US 12,223,595 B2
	Method and system for mixing static scene and live annotations for efficient labeled image dataset collection
Matthew A. Shreve, Mountain View, CA (US); and Jeyasri Subramanian, Sunnyvale, CA (US)
Assigned to Xerox Corporation, Norwalk, CT (US)
Filed by Palo Alto Research Center Incorporated, Palo Alto, CA (US)
Filed on Aug. 2, 2022, as Appl. No. 17/879,480.
Prior Publication US 2024/0046568 A1, Feb. 8, 2024
Int. Cl.
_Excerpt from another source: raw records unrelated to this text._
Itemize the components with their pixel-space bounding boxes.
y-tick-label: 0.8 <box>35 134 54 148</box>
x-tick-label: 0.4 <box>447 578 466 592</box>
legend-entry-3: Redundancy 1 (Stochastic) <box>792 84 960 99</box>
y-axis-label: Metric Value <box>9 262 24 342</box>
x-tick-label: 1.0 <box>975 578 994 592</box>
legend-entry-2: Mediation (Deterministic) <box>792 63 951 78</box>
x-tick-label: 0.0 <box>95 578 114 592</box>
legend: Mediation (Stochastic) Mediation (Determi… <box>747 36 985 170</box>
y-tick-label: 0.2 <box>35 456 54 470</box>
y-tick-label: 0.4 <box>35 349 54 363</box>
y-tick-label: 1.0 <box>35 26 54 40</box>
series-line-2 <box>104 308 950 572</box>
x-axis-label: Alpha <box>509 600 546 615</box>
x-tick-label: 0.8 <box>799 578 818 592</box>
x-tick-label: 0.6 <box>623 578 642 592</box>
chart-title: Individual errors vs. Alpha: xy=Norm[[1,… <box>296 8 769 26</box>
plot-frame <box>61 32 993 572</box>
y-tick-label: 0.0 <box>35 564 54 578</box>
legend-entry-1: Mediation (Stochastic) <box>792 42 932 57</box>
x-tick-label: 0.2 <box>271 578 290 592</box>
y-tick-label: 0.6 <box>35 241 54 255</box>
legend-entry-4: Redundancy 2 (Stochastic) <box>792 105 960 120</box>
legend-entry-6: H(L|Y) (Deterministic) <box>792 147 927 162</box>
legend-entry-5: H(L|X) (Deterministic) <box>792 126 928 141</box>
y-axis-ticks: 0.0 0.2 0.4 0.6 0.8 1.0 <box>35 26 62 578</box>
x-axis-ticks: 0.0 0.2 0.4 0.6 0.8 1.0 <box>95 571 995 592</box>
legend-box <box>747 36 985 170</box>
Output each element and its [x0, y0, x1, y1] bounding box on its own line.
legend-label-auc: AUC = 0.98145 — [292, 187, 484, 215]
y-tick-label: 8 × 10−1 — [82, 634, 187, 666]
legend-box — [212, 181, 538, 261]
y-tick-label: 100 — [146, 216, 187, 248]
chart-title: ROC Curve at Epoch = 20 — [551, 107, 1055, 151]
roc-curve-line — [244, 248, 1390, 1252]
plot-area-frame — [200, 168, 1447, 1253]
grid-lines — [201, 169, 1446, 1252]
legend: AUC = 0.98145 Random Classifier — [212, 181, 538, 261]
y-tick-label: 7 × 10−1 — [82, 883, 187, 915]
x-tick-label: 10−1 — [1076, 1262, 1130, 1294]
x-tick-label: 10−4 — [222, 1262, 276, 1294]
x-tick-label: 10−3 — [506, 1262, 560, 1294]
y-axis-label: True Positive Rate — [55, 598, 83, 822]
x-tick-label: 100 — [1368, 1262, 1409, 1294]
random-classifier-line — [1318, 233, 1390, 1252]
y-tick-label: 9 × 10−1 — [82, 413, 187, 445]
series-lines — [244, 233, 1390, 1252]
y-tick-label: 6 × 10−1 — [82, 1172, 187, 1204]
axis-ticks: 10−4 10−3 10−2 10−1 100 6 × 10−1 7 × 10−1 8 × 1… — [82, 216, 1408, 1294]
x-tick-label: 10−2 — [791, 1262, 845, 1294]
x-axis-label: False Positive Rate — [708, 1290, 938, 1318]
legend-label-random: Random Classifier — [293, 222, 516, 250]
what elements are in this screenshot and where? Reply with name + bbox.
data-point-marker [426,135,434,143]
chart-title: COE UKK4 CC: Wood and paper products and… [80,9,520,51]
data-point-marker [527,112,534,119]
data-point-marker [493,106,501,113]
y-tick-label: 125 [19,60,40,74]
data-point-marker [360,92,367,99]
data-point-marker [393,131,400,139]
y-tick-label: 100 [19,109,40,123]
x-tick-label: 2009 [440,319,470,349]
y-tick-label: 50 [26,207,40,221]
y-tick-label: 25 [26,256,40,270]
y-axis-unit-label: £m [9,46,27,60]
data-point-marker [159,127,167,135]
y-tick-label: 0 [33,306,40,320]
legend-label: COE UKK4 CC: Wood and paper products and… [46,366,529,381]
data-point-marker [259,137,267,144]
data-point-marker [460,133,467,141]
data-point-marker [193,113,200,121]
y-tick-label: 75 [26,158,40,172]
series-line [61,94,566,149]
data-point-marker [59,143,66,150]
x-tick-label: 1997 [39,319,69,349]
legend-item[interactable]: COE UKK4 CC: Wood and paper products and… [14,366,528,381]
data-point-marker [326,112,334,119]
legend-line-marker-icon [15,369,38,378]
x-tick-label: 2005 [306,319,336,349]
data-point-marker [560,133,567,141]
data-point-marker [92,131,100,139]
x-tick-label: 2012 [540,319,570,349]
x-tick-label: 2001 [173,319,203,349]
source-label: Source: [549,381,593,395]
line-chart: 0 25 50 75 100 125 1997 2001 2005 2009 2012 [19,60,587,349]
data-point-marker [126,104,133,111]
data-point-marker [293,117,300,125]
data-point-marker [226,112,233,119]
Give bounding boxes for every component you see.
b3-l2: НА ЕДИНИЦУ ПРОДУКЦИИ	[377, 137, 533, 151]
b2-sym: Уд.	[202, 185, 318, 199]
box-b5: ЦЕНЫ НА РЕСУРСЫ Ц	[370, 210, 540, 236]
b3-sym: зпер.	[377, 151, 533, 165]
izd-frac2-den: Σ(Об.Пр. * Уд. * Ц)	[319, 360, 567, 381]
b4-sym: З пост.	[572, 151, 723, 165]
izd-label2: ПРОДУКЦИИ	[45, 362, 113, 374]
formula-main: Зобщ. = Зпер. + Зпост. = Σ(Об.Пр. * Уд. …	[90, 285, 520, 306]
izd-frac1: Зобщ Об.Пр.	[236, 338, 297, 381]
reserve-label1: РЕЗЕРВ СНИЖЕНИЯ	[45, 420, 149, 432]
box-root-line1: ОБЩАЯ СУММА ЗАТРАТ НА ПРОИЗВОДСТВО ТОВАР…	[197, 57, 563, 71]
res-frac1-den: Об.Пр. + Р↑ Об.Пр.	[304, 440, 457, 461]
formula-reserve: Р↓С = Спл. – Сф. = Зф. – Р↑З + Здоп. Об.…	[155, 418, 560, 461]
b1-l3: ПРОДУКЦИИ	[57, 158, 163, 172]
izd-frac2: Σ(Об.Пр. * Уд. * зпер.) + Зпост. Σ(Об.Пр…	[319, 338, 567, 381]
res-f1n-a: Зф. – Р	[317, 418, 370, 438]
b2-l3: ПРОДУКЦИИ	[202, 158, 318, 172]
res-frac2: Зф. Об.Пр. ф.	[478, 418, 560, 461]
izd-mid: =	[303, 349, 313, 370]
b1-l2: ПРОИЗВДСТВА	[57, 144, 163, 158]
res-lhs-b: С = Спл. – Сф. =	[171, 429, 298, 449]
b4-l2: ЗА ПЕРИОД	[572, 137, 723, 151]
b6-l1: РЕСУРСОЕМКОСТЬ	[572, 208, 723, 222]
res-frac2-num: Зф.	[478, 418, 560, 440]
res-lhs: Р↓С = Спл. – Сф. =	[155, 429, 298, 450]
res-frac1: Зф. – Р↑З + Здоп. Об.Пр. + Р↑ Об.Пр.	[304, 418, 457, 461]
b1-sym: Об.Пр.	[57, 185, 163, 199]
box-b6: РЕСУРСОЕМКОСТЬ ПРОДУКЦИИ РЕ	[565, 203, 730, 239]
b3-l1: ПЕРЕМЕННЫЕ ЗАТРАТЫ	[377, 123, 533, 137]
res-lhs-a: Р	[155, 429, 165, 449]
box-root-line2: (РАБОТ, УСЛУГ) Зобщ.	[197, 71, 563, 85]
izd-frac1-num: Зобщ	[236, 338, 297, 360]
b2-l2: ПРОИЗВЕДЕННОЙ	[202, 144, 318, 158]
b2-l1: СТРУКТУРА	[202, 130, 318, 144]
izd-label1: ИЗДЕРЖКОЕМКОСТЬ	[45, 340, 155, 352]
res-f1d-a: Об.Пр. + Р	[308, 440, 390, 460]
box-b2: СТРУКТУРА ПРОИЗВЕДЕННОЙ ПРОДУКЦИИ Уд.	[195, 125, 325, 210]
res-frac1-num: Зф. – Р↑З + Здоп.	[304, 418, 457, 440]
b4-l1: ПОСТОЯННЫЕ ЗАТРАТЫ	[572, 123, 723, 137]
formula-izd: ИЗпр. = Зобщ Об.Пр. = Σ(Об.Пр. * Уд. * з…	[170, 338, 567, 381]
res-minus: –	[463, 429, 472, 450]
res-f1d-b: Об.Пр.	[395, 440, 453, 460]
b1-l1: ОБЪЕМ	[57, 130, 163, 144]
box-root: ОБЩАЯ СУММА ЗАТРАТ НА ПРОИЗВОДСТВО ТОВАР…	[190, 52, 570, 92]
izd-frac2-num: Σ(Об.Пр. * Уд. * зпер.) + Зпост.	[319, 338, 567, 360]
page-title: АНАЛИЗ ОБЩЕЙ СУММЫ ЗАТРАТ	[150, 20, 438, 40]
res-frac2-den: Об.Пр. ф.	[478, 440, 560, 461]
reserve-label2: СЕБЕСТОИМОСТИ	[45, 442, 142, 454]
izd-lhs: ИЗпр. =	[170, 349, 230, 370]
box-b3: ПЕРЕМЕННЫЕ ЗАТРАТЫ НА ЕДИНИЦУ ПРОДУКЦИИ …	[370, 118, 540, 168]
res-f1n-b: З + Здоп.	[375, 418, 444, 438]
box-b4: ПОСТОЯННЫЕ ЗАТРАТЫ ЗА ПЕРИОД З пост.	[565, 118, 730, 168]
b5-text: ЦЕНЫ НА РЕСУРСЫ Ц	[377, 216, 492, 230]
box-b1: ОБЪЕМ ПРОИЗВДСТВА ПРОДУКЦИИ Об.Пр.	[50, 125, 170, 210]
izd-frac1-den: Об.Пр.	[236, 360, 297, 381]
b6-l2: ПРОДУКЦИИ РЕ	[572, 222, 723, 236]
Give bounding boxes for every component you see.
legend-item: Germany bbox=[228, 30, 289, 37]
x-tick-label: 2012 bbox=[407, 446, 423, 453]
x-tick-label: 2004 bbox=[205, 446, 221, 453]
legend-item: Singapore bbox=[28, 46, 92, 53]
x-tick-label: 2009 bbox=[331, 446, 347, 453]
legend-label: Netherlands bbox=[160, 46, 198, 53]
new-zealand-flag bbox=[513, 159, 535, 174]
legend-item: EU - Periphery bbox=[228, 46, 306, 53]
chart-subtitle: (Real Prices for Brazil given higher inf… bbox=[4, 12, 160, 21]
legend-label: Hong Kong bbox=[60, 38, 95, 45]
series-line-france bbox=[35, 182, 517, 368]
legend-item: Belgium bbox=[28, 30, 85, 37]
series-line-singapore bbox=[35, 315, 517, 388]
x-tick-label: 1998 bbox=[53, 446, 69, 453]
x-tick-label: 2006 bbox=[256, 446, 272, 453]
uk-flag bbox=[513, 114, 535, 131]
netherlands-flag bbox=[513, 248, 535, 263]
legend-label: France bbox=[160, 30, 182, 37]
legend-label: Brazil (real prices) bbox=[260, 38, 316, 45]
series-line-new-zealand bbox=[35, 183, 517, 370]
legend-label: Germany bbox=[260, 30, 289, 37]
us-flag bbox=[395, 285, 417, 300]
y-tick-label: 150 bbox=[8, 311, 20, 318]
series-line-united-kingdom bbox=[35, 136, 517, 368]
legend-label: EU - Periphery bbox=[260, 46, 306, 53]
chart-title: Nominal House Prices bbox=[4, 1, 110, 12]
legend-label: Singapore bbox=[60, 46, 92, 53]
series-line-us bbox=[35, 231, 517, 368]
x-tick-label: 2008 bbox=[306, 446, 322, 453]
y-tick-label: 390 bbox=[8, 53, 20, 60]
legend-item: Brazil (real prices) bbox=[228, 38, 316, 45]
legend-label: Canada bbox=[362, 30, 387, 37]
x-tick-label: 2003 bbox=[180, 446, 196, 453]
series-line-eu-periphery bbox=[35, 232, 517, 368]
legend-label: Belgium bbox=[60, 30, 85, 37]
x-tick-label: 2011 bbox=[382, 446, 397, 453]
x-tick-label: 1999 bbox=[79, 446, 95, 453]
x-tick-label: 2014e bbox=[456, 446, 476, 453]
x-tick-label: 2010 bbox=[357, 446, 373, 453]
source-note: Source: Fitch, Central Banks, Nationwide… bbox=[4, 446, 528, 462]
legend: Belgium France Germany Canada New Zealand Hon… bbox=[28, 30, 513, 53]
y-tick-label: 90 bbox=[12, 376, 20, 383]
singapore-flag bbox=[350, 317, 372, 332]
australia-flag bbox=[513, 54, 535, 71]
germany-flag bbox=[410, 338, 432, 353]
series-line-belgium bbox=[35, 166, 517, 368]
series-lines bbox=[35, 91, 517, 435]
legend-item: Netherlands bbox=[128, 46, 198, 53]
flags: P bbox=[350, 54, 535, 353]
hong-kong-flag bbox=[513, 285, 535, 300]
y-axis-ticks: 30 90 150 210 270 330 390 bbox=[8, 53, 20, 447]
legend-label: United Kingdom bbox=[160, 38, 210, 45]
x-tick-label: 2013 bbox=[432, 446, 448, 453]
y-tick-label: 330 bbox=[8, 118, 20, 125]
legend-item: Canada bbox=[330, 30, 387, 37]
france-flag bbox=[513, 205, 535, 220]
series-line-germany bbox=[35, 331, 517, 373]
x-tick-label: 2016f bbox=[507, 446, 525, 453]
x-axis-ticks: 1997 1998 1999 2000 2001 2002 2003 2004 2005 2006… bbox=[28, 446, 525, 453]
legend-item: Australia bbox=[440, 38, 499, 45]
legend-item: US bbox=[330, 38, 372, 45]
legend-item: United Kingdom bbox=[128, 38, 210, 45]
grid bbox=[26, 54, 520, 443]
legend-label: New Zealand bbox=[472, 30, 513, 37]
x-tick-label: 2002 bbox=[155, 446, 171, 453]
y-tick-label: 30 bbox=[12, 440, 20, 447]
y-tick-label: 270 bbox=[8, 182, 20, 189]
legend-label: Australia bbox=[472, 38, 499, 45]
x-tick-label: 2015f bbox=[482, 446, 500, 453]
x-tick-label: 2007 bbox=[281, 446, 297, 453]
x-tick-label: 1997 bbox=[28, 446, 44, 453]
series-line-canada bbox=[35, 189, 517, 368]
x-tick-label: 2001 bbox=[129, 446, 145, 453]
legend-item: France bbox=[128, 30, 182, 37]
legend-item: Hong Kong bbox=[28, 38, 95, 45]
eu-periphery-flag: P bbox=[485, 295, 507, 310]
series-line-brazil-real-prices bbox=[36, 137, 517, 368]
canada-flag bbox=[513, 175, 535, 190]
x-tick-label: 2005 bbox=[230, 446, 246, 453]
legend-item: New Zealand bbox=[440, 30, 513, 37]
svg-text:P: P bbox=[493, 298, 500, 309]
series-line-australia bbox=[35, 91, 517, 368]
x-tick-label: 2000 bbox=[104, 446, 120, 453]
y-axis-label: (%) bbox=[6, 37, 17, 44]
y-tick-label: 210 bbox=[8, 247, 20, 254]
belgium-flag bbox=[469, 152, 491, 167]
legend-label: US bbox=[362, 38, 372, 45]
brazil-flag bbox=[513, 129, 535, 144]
G06T 17/20 (2006.01); G06V 10/70 (2022.01); G06V 20/64 (2022.01); G09G 5/37 (2006.01)

CPC G06T 17/20 (2013.01) [G06V 20/64 (2022.01); G06T 2219/004 (2013.01)]

19 Claims

1. A computer-implemented method, comprising:

obtaining, by a first augmented reality (AR) recording device based on input from one or more sensors, a three-dimensional (3D) mesh of a scene with a plurality of physical objects;

marking, by the first AR recording device while in an online mode, first annotations for a physical object displayed in the 3D mesh,

wherein marking while in the online mode comprises a user associated with the first AR recording device moving around the scene and marking the first annotations in a live view setting by using tools on the first AR recording device;

switching from the online mode to an offline mode by setting a mode on the first AR recording device;

displaying, on the first AR recording device while in the offline mode, the 3D mesh including a first projection indicating a two-dimensional (2D) bounding area corresponding to the marked first annotations;

marking, by the first AR recording device while in the offline mode, second annotations for the physical object or another physical object displayed in the 3D mesh,

wherein marking while in the offline mode comprises the user marking the second annotations in a static view setting by using the tools on the first AR recording device or an input device;

switching from the offline mode to the online mode by setting the mode on the first AR recording device;

displaying, on the first AR recording device while in the online mode, the 3D mesh including a second projection indicating a 2D bounding area corresponding to the marked second annotations; and

training a machine learning model based on the first annotations marked while in the online mode on the first AR recording device and the second annotations marked while in the offline mode.